LIGNANO. «Quello che pensano i familiari di Paolo e Rosetta sulla condanna lo pensiamo anche noi». Le parole escono fuori a fatica. Perché ora si vorrebbe solo il silenzio. Si vorrebbe che le luci dei media si spegnessero una volta per tutte. Non chiede altro Enzo Spinelli, il patrigno di Reiver Laborde Rico. Non lo dice apertamente, ma anche per lui e per la moglie Sandra quei 25 anni di reclusione a cui il giovane è stato condannato dal tribunale provinciale popolare dell’Avana per l’omicidio della coppia di commercianti lignanesi sono troppo pochi.

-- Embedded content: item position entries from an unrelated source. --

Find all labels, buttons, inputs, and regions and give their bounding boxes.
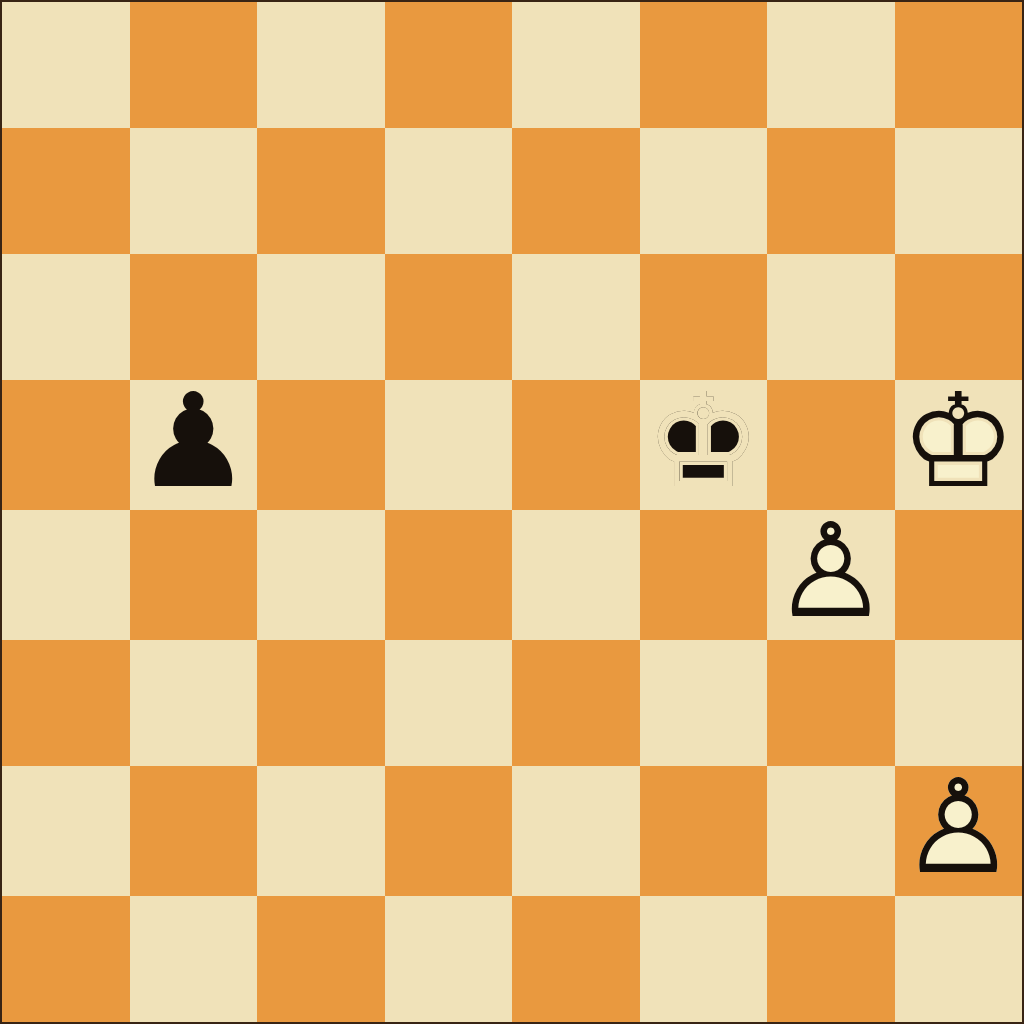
square-h1[interactable] [895, 896, 1023, 1022]
square-f8[interactable] [640, 2, 768, 128]
square-b6[interactable] [130, 254, 258, 380]
square-f4[interactable] [640, 510, 768, 640]
square-c2[interactable] [257, 766, 385, 896]
black-pawn: ♟ [130, 380, 258, 510]
square-a1[interactable] [2, 896, 130, 1022]
white-pawn-glyph: ♟ [772, 506, 889, 636]
square-c7[interactable] [257, 128, 385, 254]
square-f3[interactable] [640, 640, 768, 766]
square-g3[interactable] [767, 640, 895, 766]
square-b2[interactable] [130, 766, 258, 896]
square-a2[interactable] [2, 766, 130, 896]
square-g2[interactable] [767, 766, 895, 896]
square-f5[interactable]: ♚♔ [640, 380, 768, 510]
square-d1[interactable] [385, 896, 513, 1022]
black-king-glyph: ♚ [645, 376, 762, 506]
square-f2[interactable] [640, 766, 768, 896]
white-pawn-outline-glyph: ♙ [772, 506, 889, 636]
chess-board-wrapper: ♟♚♔♚♔♟♙♟♙ [0, 0, 1024, 1024]
white-pawn: ♟♙ [767, 510, 895, 640]
square-a4[interactable] [2, 510, 130, 640]
square-d7[interactable] [385, 128, 513, 254]
square-c3[interactable] [257, 640, 385, 766]
square-b3[interactable] [130, 640, 258, 766]
square-a6[interactable] [2, 254, 130, 380]
square-e8[interactable] [512, 2, 640, 128]
square-b4[interactable] [130, 510, 258, 640]
square-d8[interactable] [385, 2, 513, 128]
black-king-outline-glyph: ♔ [645, 376, 762, 506]
square-a3[interactable] [2, 640, 130, 766]
square-d2[interactable] [385, 766, 513, 896]
black-pawn-glyph: ♟ [135, 376, 252, 506]
white-king-outline-glyph: ♔ [900, 376, 1017, 506]
square-f7[interactable] [640, 128, 768, 254]
square-f1[interactable] [640, 896, 768, 1022]
square-h3[interactable] [895, 640, 1023, 766]
square-h5[interactable]: ♚♔ [895, 380, 1023, 510]
square-b8[interactable] [130, 2, 258, 128]
square-b1[interactable] [130, 896, 258, 1022]
square-g5[interactable] [767, 380, 895, 510]
square-c4[interactable] [257, 510, 385, 640]
square-b7[interactable] [130, 128, 258, 254]
square-f6[interactable] [640, 254, 768, 380]
square-c6[interactable] [257, 254, 385, 380]
square-a5[interactable] [2, 380, 130, 510]
square-g1[interactable] [767, 896, 895, 1022]
square-e7[interactable] [512, 128, 640, 254]
square-c1[interactable] [257, 896, 385, 1022]
square-c8[interactable] [257, 2, 385, 128]
square-h6[interactable] [895, 254, 1023, 380]
square-g7[interactable] [767, 128, 895, 254]
white-pawn-outline-glyph: ♙ [900, 762, 1017, 892]
white-pawn: ♟♙ [895, 766, 1023, 896]
square-e1[interactable] [512, 896, 640, 1022]
square-e6[interactable] [512, 254, 640, 380]
square-c5[interactable] [257, 380, 385, 510]
white-king-glyph: ♚ [900, 376, 1017, 506]
square-a8[interactable] [2, 2, 130, 128]
white-pawn-glyph: ♟ [900, 762, 1017, 892]
black-king: ♚♔ [640, 380, 768, 510]
square-h4[interactable] [895, 510, 1023, 640]
square-e4[interactable] [512, 510, 640, 640]
square-d6[interactable] [385, 254, 513, 380]
square-h7[interactable] [895, 128, 1023, 254]
square-d5[interactable] [385, 380, 513, 510]
chess-board: ♟♚♔♚♔♟♙♟♙ [0, 0, 1024, 1024]
square-h2[interactable]: ♟♙ [895, 766, 1023, 896]
square-e5[interactable] [512, 380, 640, 510]
square-d3[interactable] [385, 640, 513, 766]
square-b5[interactable]: ♟ [130, 380, 258, 510]
square-h8[interactable] [895, 2, 1023, 128]
square-d4[interactable] [385, 510, 513, 640]
square-e2[interactable] [512, 766, 640, 896]
square-a7[interactable] [2, 128, 130, 254]
square-g6[interactable] [767, 254, 895, 380]
square-e3[interactable] [512, 640, 640, 766]
square-g4[interactable]: ♟♙ [767, 510, 895, 640]
square-g8[interactable] [767, 2, 895, 128]
white-king: ♚♔ [895, 380, 1023, 510]
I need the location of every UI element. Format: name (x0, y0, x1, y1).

«Anche noi la pensiamo come loro», ripete una seconda volta. Molti tra coloro che conoscevano bene i due coniugi speravano che per “Rei” ci fosse l'ergastolo. Non usa mai questa parola Enzo, ma si limita ad aggiungere: «Fin dall’inizio abbiamo cercato di aiutare le forze dell’ordine e la giustizia in tutti i modi possibili anche se questo non potrà far cambiare le cose. Ora basta, quello che dovevo dire l’ho detto, ora lasciateci in pace».

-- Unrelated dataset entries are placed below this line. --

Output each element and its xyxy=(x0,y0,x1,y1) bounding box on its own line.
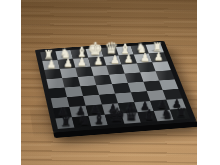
square-r1c6: ♟ xyxy=(134,53,152,63)
square-r4c1 xyxy=(65,86,83,97)
square-r4c7 xyxy=(159,79,178,90)
chess-board: ♜♞♝♚♛♝♞♜♟♟♟♟♟♟♟♟♟♟♟♟♟♟♟♟♜♞♝♚♛♝♞♜ xyxy=(35,41,197,133)
piece-white-pawn: ♟ xyxy=(107,54,123,65)
piece-white-pawn: ♟ xyxy=(137,52,153,63)
square-r1c0: ♟ xyxy=(42,60,60,70)
wood-table: ♜♞♝♚♛♝♞♜♟♟♟♟♟♟♟♟♟♟♟♟♟♟♟♟♜♞♝♚♛♝♞♜ xyxy=(21,0,197,165)
piece-black-knight: ♞ xyxy=(158,107,175,121)
square-r3c5 xyxy=(125,72,144,82)
piece-white-pawn: ♟ xyxy=(121,53,137,64)
board-grid: ♜♞♝♚♛♝♞♜♟♟♟♟♟♟♟♟♟♟♟♟♟♟♟♟♜♞♝♚♛♝♞♜ xyxy=(40,44,190,129)
piece-white-pawn: ♟ xyxy=(44,59,60,70)
piece-white-pawn: ♟ xyxy=(74,57,90,68)
piece-white-pawn: ♟ xyxy=(91,55,107,66)
piece-black-knight: ♞ xyxy=(76,113,93,127)
white-margin-right xyxy=(197,0,220,165)
piece-white-pawn: ♟ xyxy=(60,58,76,69)
square-r4c3 xyxy=(96,84,115,95)
square-r1c1: ♟ xyxy=(58,59,76,69)
scene: ♜♞♝♚♛♝♞♜♟♟♟♟♟♟♟♟♟♟♟♟♟♟♟♟♜♞♝♚♛♝♞♜ xyxy=(21,0,197,165)
square-r2c7 xyxy=(152,61,171,71)
piece-black-king: ♚ xyxy=(108,105,125,124)
square-r7c5: ♝ xyxy=(138,111,158,123)
square-r7c0: ♜ xyxy=(55,117,74,129)
piece-black-bishop: ♝ xyxy=(141,107,158,122)
square-r7c1: ♞ xyxy=(72,116,91,128)
piece-black-rook: ♜ xyxy=(58,116,75,129)
piece-black-rook: ♜ xyxy=(173,107,190,120)
piece-black-bishop: ♝ xyxy=(90,111,107,126)
product-photo: ♜♞♝♚♛♝♞♜♟♟♟♟♟♟♟♟♟♟♟♟♟♟♟♟♜♞♝♚♛♝♞♜ xyxy=(0,0,220,165)
square-r1c3: ♟ xyxy=(88,57,106,67)
square-r7c3: ♚ xyxy=(105,113,125,125)
white-margin-left xyxy=(0,0,21,165)
piece-black-queen: ♛ xyxy=(123,106,140,123)
square-r3c0 xyxy=(46,78,64,89)
piece-white-pawn: ♟ xyxy=(151,51,167,62)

Dopo oltre un anno dal massacro in via Annia di Paolo Burgato e Rosetta Sostero compiuto da Reiver e dalla sorella Lisandra, condannata all’ergastolo dal tribunale di Udine, si chiede solo rispetto e discrezione. Con nessuno dei due figli Enzo e Sandra hanno avuto contatti. Per ora non c’è il desiderio, non c'è neppure la voglia di rivederli. Lo avevano sempre detto loro che i due ragazzi «avrebbero dovuto pagare fino in fondo per quello che avevano fatto».

Avevano sperato come tutti a Lignano che Reiver tornasse in Italia per essere giudicato qui proprio come Lisandra. Era stata Sandra, la madre dei due giovani, a dire senza mezzi termini che nessuna pena sarebbe stata sufficiente per il crimine che avevano commesso.

Ora ci sono state le due condanne, carcere a vita per lei, 25 anni per lui, “Tayson” come gli amici lo chiamavano a Lignano. Ora basta, ora si cerca di riprendere in mano la propria vita. È un dolore grande il loro. Loro che conoscevano bene Paolo e Rosetta. Che ogni mattina li vedevano arrivare in bicicletta nel negozio in via Udine. C'era sempre uno scambio di saluti, una parola gentile. Solo bei ricordi. Poi quella notte maledetta di agosto. La violenza, il massacro. E la scoperta un mese dopo che le mani assassine erano dei loro due figli. Da allora nulla sarà mai come prima. É un dolore che continua a esserci ogni giorno. Una ferita che ancora fa male e che forse non si cicatrizzerà mai.

«Non voglio più parlarne», dice poi Enzo. Del resto, ci sono due bambini piccoli che hanno il diritto di crescere sereni. Ci allontaniamo, mentre la porta della villetta in via Pra di Coi a Latisana si chiude alle sue spalle.